Bu sayfayı yazdır

Yerli ve Milli Heykeller Geçidi: Artık Bizim De Bir Heykelimiz Var

Yazan: 17 Temmuz 2020 1972

Ordu Büyükşehir Belediye Başkanı Hilmi Güler ‘’Türk Büyükleri Heykelleri’’ denilen bir proje başlattı ve yüksek öneme (!) sahip bu proje tamamlandı. Proje şöyle: Mete Han’dan Oğuz Kağan’a, Alparslan’dan Fatih’e, Mustafa Kemal’den Abdülhamid Han’a hatta Engin Altan Gezideyatan’a kadar tarihimize damga vurmuş şahsiyetlerin büstleri aynı meydanda toplanmış. Farzı muhal hepsi yaşayıp da Hilmi Bey’le aynı meydanda buluşsalardı ne olurdu acaba? Onu tebrik mi ederlerdi, tekdir mi ederlerdi, yoksa kötek mi çekerlerdi? Çünkü şapka takanından sarık takanına, heykel dikeninden put kıranına kadar farklı şahsiyetlerin cemedilmesiyle oluşturulmuş bir curcuna cümbüşü var ortada.

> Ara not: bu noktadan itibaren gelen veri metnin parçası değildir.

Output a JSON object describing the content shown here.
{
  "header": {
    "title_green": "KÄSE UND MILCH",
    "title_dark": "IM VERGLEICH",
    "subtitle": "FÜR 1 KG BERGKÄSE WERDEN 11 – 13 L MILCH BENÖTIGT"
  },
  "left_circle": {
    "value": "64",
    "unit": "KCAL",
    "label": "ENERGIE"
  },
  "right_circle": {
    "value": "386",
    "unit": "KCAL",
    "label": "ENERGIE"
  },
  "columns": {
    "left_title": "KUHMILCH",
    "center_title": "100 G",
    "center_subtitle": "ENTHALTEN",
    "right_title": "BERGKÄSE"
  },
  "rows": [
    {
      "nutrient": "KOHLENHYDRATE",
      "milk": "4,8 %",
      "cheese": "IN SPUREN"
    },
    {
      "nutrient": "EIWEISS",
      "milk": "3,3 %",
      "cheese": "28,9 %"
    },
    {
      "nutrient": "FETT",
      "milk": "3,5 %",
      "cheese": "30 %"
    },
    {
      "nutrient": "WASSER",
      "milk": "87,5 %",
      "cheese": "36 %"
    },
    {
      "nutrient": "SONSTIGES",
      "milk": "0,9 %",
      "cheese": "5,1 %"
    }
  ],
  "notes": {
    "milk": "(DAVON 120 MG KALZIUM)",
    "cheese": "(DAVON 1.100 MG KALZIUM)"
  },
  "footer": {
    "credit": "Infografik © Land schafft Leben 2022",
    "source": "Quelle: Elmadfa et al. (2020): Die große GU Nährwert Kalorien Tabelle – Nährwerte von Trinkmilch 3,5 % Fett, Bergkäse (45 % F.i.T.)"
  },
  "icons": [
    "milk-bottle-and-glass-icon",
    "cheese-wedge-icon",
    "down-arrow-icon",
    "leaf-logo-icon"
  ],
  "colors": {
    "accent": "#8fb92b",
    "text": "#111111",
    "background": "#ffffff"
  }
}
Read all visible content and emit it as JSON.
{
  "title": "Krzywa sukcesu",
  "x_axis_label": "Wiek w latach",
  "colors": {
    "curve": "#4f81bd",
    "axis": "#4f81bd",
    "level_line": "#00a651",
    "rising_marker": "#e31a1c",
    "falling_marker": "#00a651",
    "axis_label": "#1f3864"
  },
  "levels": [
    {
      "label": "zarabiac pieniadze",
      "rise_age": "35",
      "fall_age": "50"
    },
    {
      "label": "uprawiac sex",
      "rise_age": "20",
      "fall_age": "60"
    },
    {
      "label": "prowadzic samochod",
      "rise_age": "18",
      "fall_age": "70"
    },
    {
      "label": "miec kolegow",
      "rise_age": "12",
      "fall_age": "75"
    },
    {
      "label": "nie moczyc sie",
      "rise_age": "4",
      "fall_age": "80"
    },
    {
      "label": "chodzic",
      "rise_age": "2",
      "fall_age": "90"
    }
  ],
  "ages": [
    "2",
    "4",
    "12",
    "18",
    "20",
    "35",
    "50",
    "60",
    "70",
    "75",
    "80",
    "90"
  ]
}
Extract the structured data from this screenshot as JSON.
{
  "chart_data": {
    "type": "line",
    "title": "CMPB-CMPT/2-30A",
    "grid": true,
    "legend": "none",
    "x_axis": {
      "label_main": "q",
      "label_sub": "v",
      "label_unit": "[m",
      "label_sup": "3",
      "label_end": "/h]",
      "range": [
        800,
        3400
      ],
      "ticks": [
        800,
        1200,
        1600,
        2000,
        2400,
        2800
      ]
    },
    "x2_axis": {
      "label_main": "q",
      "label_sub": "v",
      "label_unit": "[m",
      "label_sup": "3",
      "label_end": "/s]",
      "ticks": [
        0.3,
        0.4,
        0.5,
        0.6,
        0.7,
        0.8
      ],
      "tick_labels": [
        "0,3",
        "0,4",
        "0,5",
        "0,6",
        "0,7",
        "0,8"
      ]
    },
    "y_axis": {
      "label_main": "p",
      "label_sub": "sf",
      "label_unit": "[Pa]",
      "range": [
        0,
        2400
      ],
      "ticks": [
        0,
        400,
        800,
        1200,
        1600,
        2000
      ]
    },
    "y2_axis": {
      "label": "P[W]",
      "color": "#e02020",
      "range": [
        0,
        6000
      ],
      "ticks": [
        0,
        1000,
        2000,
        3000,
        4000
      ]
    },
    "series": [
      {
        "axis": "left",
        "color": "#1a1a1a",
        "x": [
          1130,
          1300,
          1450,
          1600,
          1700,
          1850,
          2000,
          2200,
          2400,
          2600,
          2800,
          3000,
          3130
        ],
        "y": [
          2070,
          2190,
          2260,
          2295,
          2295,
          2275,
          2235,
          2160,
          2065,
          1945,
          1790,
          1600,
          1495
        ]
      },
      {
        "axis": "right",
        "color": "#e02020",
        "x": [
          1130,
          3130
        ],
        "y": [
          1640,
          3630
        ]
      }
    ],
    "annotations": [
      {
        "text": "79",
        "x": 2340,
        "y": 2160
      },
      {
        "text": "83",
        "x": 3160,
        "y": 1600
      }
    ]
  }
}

Bu heykel-büst işlerinin arka planını ve yaşanmış vakaları bilenler bu işlerden fail belediye ve kurumların nasıl faydalandığını da bilir; çoğu zaman belediye bütçesindeki veya yetkililerin ceplerindeki deliği kapatma aracı olarak kullanılmıştır. Nasıl mı? Yüz lira maliyeti olan bir heykele sanat etiketi altında 100 bin lira fatura kesilir. Bunun bir kısmı sanatkara, aslan payı da aslanın yuvasına gider. Tabi ki biz adı geçen belediye ve yetkililerini böyle bir şeyle suçlamayıp, bizce kat kat daha büyük asıl cürümleri tespit edip, işaretlemeyle ilgileneceğiz.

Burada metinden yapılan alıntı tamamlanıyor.